Szenenwechsel. Fischgeruch liegt in der Luft, Schiffe schaukeln auf dem Wasser und auf den Bänken sitzen alte Damen, die die Schwäne füttern. Vom Meer weht ein eisigkalter Wind, und die bunten Lichterketten vor den ehemaligen Fischhallen hüpfen im Dunkeln auf und ab. Auch die leuchtenden Schilder über den Türen, auf denen Namen wie „Kutterfischer“, „Wikinger“ oder auch „Neptun's Speicher“ stehen, werden vom Wind hin- und hergerissen. Die Eingänge sind mit Fischnetzen, hölzernen Schiffsmodellen und barbusigen Meerjungfrauen geschmückt. Durch die Fenster von „Fiedler's Aalkate“ ist ein großes beleuchtetes Aquarium zu sehen, in dem dicke Karpfen herumschwimmen. Wenn eine der Türen geöffnet wird, dringt Stimmengewirr, Gelächter und Musik ins Freie.

Auch das gegenüberliegende Gebäude ist hell erleuchtet: Aushänge eines Theaters und der Veranstaltungsplan eines „Seefisch-Kochstudios“ hängen in den Schaufenstern, einige Meter weiter kann man die Auslagen verschiedener Boutiquen betrachten. Immer wieder verschwinden dick vermummte Spaziergänger hinter den sich lautlos öffnenden Automatik-Türen, die in die Passage des „Forum Fischbahnhof“ führen.

Auch das ist Bremerhaven: Wir sind im Hafenviertel, im sogenannten „Schaufenster Fischereihafen“. „Vor acht Jahren war diese Gegend hier genauso ausgestorben wie die übrige Stadt“, erzählt Dorothee Starke, die Marketing-Leiterin der „Schaufenster Fischereihafen Werbe- und Veranstaltungs-GmbH“ und Chefin des im Hafen ansässigen Theaters. „Durch die Werftenkrise und die Umstrukturierungen in der Fischwirtschaft waren die meisten Unternehmen hier pleite gegangen. Damals stand man vor der Entscheidung, ob man das ganze Hafenrevier abreißt – oder eben alles saniert und ein Touristenzentrum daraus macht.“ Man entschied sich für letzteres: 1992 eröffnete in der „Halle IV“, dem hintersten Abschnitt der Lager- und Auktionshallen für Fisch, das erste Fischrestaurant am Platz, „Fiedler's Aalkate“. Ihre Betreiber, Brigitte und Hans-Joachim Fiedler, die bis dahin einen Fischgroßhandel geführt hatten, erfüllten sich damit einen lang gehegten Traum. Und das, obwohl sich anfangs eher abzuzeichnen schien, dass es mit dem Aufschwung des Hafenviertels noch eine Weile dauern könnte: „Als wir hier anfingen, war das Viertel eine einzige Baustelle. Der Platz war noch nicht befestigt, es gab keine Straßen hierher, und die Renovierungen an der Halle waren noch nicht abgeschlossen. Und in der Stadt bekamen wir jeden Tag zu hören, dass das alles sowieso nichts werden kann“, erinnert sich Brigitte Fiedler.
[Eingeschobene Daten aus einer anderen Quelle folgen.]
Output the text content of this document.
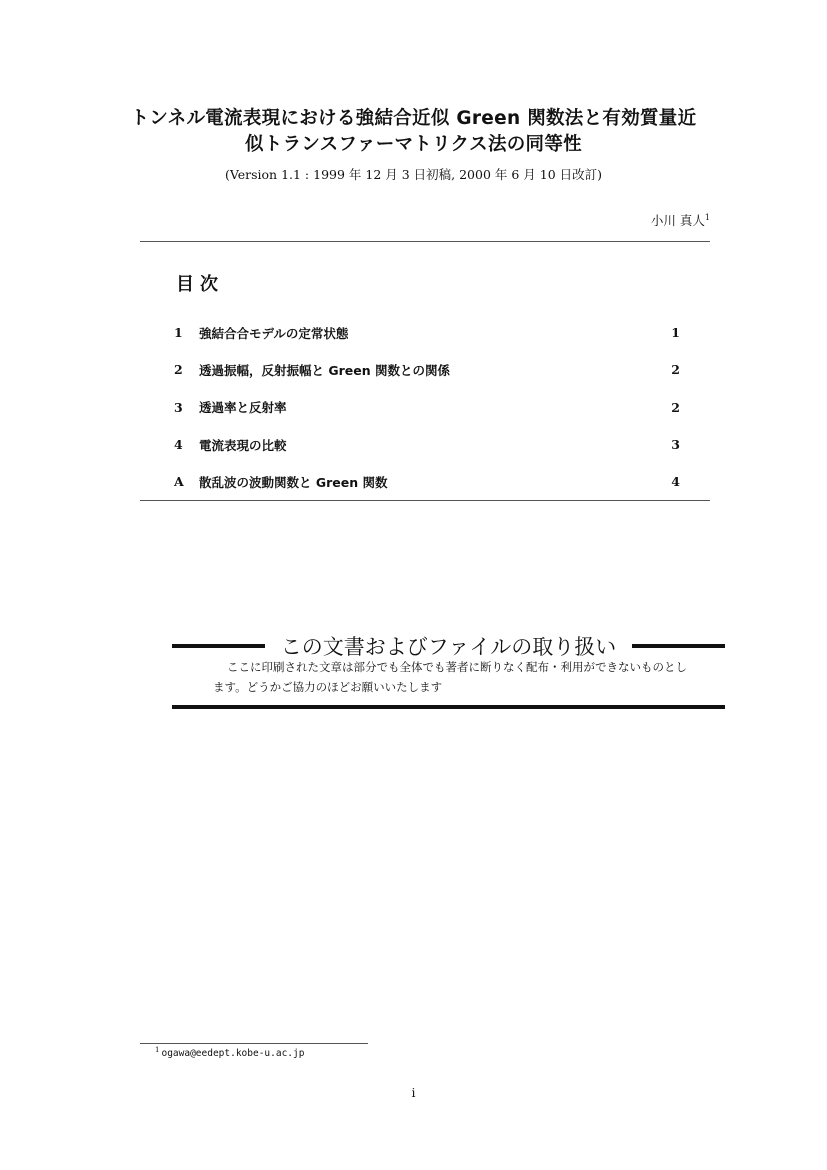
トンネル電流表現における強結合近似 Green 関数法と有効質量近
似トランスファーマトリクス法の同等性
(Version 1.1 : 1999 年 12 月 3 日初稿, 2000 年 6 月 10 日改訂)
小川 真人$^1$
目次
1	強結合合モデルの定常状態	1
2	透過振幅，反射振幅と Green 関数との関係	2
3	透過率と反射率	2
4	電流表現の比較	3
A	散乱波の波動関数と Green 関数	4
この文書およびファイルの取り扱い
ここに印刷された文章は部分でも全体でも著者に断りなく配布・利用ができないものとします。どうかご協力のほどお願いいたします
$^1$ ogawa@eedept.kobe-u.ac.jp
i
Inzwischen würde fast jeder Gastronom in Bremerhaven liebend gerne in den Fischereihafen umziehen. Nach einer Durststrecke von drei Jahren laufen die Geschäfte inzwischen bestens. Während die Finanzierung von Umbau und Straßenausbau in der Anfangszeit noch teilweise über Europa-Gelder lief, trägt sich das Projekt mittlerweile selbst. Die Werbegemeinschaft „Schaufenster Fischereihafen“ unter dem Vorsitz von Hans-Joachim Fiedler kümmert sich nicht nur um die Zusammenarbeit der einzelnen Gaststätten und Geschäfte im „Schaufenster“ – zwischen ihnen gibt es kein Konkurrenzverhältnis, sondern Absprachen über die jeweiligen Zielgruppen und Preisniveaus –, sondern organisiert auch viele andere Veranstaltungen im Fischereihafen: im April die alljährliche Fischparty, am ersten Wochenende im Juli dann das „Hafenspektakel“ und darüber hinaus in regelmäßigen Abständen Gruppenführungen durch den Hafen. Wo noch vor kurzem Ödnis herrschte, boomt heute das Geschäft.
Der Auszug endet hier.